How many repeats? Depends - but as long as the watts numbers are either still going up or holding steady, you’re still in a sweet spot, and once they start going south, you’re done for the day for this sort of work. If in doubt, do fewer repeats, particularly if max watts is a new frontier for you. And if you’re the sort who has to have a number, use 7-15. There. I said it. 7-15 it is. If you’re pressed for time, divide your 7-15 repeats into sets of 4 or 5 and rest 2-3’ between repeats and 5-7’ between sets. You’ll get mostly the same effect with the bonus of finding out what you’re capable of while still a little fatigued.
For most people, the highest watts number you’ll see will come on stroke 6 or 7, and it will be almost but not quite double the number of watts that you can average on a 2k erg test. Pieces of 3-5 strokes are useful to see how close you can get to your true max in fewer strokes than it takes to get there - see if you can match your 7-strokes number in only 5. Sometimes you’ll surprise yourself, and not long after you’ll probably see a PR on the 7-stroke pieces.
As for the max speed intervals, the idea is to sustain something very close to max watts for a slightly longer period - something in the 20-40 second range. The classic workout is 8 X 30 seconds with 1:30 rest. If you’re truly working at or near max effort, this workout starts as pure fun and gets progressively grueling to the point of nasty by the end. For variations on the theme, do 8-10 repetitions of any time between 20-40 seconds (or 100-250m) with rest between that is 3-5 times longer than the effort. Or split the intervals into two sets with an even longer (5-10’) rest between the sets.

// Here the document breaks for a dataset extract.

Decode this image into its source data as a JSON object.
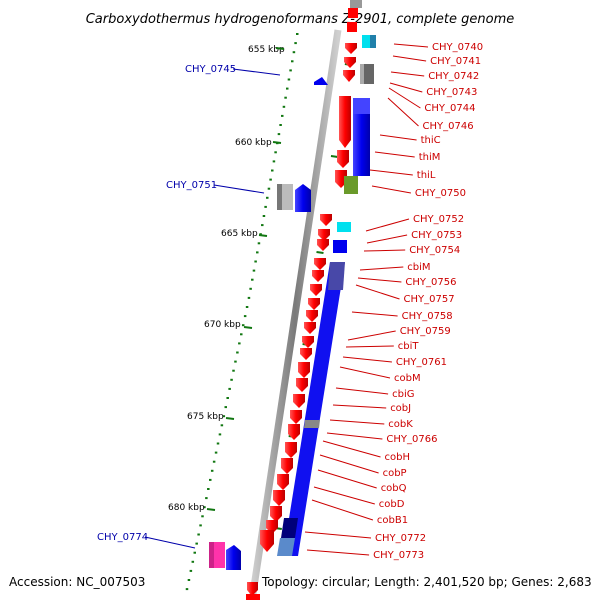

Two notes of sensible execution: 1) Any sort of max effort, whether sport-specific intervals or pure strength training, should be undertaken only after a thorough warm-up. At 53, I feel that I need at least half an hour to be ready to race at max effort, with the first fifteen minutes being deliberately easy to raise my core temperature and the next fifteen or more consisting of progressively higher intensity with short periods of rest. Keep in mind that it is far easier to warm up too little and almost impossible to warm up too much. 2) In interval training in general, if your performance drops off by more than 3-5% (which, conveniently, tends to be 3-5 splits, or even easier to keep track of if your monitor is set to watts), the workout is for all intents and purposes over, because you are no longer getting the physiological effect you’re after. By all means, train your “grit” factor, but be smart about it. When the numbers fall off precipitously, you’re done.
If you’re back on the water, so much the better - the boat is a little more forgiving on the muscles, joints, and connective tissue. That said, unless your bladework is extraordinarily clever, you’re not going to find max watts in the boat the way that you can on the stable platform of the erg (but seeing splits 10 seconds faster than your race pace in the boat is a cheap and powerful thrill - I saw 1:32 on my Speedcoach for the first time in years last week).
Work max watts and/or max speed intervals into your training every 4-7 days and not more often, unless you’re working closely with a coach or trainer who is monitoring your data for you. Keep up your recovery workouts and entirely aerobic steady state. Fill the other days with something in between the extremes. Have at least one day a week fully devoted to rest. Remember the adages: Most people’s easy workouts are too hard, and their hard workouts aren’t hard enough. Once a week, go so hard your eyeballs hurt, and once a week, make the snails yawn. Speed is coming.